An unnamed man (Alejandro Ferretis) heads for a small village in the South of Mexico to prepare for his death. While there he stays in a rundown old house that belongs to an elderly woman (Magdalena Flores). He wiles away his days thinking, painting, listening to music and just hanging around. In time he grows fond of the old woman because of her humanity and good will. Because of this he finds the will to live again.

There is not much plot in Japón, which is the first full length film directed by Carlos Reygadas. Instead it is all mood, setting and pace. At 126 minutes the film is long. And it moves at a gradual almost silent pace but if you get into the rhythms of the film it is very good. At times it reminds one of the films of Andrei Tarkovsky - especially in its primarly theme about a man who travels both outward and inward in order to heal his ailing spirit.

Shot in 2.35:1 in an earthy grainy look the film feels lived in from the first frame to the last. It is also a film that should be seen on the big screen.
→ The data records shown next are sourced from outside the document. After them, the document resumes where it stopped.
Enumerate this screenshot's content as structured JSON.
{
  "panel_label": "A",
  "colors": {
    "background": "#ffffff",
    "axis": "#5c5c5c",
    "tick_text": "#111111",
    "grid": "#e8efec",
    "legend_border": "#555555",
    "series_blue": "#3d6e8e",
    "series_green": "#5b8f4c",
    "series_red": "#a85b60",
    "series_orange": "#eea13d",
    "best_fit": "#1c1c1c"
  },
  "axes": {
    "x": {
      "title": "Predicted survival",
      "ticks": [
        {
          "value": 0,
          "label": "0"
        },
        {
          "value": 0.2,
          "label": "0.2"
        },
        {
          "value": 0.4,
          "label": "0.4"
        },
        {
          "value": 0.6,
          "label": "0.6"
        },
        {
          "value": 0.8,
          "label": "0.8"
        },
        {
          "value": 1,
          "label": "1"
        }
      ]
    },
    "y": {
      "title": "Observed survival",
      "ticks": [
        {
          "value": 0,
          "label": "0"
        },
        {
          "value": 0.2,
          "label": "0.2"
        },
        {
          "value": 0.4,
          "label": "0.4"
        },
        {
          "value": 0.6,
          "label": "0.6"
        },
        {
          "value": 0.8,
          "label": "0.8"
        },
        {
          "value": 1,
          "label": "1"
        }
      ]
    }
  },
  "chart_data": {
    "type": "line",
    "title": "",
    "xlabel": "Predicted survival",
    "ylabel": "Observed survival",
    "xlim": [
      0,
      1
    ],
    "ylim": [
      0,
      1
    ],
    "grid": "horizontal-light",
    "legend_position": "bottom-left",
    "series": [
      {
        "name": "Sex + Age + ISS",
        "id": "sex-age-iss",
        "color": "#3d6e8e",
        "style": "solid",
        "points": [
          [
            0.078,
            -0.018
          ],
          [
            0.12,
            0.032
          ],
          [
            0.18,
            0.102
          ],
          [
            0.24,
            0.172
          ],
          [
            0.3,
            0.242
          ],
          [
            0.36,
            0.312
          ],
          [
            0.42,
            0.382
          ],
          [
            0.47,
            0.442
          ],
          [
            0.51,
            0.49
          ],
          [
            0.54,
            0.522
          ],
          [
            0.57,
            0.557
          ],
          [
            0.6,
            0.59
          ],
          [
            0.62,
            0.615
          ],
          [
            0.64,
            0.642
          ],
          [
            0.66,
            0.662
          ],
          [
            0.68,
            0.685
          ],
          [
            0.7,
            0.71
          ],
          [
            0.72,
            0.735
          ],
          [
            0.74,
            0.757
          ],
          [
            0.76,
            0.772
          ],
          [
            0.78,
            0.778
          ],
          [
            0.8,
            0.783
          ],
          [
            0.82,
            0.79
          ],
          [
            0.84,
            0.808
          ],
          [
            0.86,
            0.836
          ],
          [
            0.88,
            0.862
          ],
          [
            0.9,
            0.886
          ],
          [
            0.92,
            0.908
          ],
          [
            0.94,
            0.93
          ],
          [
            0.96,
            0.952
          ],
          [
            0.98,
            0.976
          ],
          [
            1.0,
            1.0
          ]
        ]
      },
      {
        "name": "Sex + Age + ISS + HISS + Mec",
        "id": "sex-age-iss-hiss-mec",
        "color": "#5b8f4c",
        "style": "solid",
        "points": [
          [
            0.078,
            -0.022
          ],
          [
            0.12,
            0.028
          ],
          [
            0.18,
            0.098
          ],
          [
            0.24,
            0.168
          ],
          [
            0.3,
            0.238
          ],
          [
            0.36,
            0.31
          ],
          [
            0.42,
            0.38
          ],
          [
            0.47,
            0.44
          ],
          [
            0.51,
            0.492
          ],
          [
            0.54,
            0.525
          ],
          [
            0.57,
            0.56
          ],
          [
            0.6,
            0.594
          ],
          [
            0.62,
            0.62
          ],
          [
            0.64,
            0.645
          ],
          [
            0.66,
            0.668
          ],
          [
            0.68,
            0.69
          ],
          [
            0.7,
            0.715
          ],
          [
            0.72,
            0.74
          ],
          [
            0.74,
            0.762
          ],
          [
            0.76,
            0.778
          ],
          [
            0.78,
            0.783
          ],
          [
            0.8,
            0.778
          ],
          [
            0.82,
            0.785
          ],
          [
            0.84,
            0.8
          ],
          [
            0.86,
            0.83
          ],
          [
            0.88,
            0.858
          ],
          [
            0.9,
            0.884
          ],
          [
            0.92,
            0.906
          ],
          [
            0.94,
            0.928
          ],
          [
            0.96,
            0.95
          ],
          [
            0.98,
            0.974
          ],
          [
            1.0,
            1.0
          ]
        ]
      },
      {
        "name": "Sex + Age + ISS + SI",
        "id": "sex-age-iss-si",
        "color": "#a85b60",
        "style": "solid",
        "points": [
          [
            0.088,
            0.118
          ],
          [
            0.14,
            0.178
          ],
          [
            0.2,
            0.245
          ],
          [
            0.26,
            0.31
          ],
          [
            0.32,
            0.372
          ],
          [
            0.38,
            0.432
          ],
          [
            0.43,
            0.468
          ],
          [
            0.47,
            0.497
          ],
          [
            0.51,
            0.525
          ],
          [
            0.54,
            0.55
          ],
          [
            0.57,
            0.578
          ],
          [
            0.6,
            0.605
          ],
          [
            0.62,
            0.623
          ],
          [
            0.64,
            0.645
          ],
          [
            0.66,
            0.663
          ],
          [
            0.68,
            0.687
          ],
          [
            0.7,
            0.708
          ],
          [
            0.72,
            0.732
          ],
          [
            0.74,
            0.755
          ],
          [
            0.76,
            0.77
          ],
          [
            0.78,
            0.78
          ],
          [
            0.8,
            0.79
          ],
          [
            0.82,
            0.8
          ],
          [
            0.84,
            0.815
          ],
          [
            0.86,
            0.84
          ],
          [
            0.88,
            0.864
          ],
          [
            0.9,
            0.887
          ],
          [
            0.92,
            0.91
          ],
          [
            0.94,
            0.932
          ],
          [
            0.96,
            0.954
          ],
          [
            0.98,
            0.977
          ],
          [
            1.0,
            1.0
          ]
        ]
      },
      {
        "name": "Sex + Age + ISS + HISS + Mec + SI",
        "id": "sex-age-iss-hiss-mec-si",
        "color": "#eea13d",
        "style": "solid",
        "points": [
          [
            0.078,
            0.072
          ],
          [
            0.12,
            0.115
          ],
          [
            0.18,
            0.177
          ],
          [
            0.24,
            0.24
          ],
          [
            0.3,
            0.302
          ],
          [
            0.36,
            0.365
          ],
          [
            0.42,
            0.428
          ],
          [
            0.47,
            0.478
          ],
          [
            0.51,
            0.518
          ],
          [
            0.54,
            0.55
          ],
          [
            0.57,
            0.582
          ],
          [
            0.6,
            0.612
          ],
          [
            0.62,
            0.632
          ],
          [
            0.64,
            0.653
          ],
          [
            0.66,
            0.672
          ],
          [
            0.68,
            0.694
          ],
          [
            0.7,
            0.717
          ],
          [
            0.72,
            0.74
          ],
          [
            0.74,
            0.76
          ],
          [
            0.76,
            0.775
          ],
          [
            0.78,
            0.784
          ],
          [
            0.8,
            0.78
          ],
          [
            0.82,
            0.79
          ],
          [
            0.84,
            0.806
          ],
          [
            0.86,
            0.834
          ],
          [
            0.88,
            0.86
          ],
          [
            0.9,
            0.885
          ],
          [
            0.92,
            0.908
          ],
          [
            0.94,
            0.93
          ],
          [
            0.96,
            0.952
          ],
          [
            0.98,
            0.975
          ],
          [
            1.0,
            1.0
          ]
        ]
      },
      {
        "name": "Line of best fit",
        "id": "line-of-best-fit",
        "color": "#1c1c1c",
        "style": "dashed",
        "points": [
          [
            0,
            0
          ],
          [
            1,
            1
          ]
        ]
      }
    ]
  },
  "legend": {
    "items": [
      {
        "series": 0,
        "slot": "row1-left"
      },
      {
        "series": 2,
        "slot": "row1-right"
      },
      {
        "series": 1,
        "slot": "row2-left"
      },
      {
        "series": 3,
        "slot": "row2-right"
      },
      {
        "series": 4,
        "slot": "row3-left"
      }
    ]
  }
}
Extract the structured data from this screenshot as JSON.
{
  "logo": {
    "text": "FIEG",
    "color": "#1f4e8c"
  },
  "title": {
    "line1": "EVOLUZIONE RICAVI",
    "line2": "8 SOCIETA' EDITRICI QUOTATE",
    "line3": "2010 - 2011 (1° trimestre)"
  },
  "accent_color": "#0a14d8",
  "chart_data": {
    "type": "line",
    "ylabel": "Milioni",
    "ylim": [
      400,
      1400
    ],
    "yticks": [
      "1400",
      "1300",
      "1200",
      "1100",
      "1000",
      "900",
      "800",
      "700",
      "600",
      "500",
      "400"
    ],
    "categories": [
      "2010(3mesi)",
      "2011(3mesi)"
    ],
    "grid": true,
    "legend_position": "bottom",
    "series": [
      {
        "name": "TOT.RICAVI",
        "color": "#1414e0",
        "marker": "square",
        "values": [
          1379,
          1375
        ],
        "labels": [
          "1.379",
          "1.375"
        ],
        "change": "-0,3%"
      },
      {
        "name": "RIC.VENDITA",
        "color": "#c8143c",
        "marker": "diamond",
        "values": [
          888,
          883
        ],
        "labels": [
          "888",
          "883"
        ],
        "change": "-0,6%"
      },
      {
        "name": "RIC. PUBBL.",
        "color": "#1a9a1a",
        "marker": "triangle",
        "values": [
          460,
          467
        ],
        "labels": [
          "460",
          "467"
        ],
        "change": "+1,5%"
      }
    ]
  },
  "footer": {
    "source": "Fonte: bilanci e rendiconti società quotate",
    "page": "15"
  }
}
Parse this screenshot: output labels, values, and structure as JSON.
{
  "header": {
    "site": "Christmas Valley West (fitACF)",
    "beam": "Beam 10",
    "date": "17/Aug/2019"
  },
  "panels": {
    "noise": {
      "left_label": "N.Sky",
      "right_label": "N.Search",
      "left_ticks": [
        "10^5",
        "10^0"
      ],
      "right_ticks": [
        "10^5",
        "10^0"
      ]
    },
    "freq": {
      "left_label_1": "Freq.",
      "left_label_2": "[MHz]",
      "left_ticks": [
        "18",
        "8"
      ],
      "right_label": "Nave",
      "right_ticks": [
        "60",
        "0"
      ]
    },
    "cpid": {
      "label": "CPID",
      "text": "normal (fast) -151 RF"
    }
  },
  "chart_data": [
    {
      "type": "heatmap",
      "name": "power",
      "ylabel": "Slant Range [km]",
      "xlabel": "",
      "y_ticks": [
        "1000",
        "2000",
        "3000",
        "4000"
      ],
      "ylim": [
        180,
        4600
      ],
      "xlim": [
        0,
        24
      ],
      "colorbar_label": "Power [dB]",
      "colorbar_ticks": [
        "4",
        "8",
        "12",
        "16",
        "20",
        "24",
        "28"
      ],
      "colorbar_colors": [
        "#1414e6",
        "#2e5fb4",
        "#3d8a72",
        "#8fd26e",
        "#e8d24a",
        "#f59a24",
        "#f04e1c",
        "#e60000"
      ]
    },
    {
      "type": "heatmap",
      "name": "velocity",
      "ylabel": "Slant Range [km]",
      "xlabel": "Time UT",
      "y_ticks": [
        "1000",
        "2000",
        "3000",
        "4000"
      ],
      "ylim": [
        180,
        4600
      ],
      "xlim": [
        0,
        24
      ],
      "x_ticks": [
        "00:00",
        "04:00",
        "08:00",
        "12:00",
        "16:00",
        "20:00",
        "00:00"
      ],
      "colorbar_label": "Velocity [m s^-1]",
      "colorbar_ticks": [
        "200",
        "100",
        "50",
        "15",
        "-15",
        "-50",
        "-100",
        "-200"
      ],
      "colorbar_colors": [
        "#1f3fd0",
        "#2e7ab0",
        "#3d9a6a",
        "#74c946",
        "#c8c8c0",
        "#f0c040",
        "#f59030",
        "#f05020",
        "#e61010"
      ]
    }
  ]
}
On DVD it doesn't quite have the same effectivness unless you turn off all the lights and concentrate on the images.

The performances are good but the real star is director Reygadas who knows how to slow down time as well as where to put the camera and how to hold a shot a good long time and let us absorb the images.

Ultimately Japón is a mysterious and challenging film. Some of it seems easy to understand but some of it - like the powerful and unique ending that utilizes 360 degree pans to the audio accompaniment of Arvo Pärt's "Cantus for Benjamin Britten" - seem to have a message that maybe only a couple viewings can reveal.

Video:
Aspect ratio is 2.35:1 and the transfer very good. The image is grainy and dark on purpose. This is not a glossy film and it wears it's dirty natural look on its sleeve.

Audio:
Dialogue is in Spanish and presented in Dolby Digital 5.1. The natural sounds incorporated into the film works nicely with surround sound.

Extras:
Interview with Director Carlos Reygadas. I cannot comment on this extra at this time because the review DVD I received did not have this feature. The box says it is supposed to be included. I would like to know what he has to say about the film. Especially the ending.

Overall:
Japón is an impressive first feature about a man who travels to a Southern Mexican village and begins to find hope again in life. Less a plot driven film than a visual tone poem the film is challenging to watch but worth a look if you like art house films by the likes of Andrei Tarkovsky or Michelangelo Antonioni.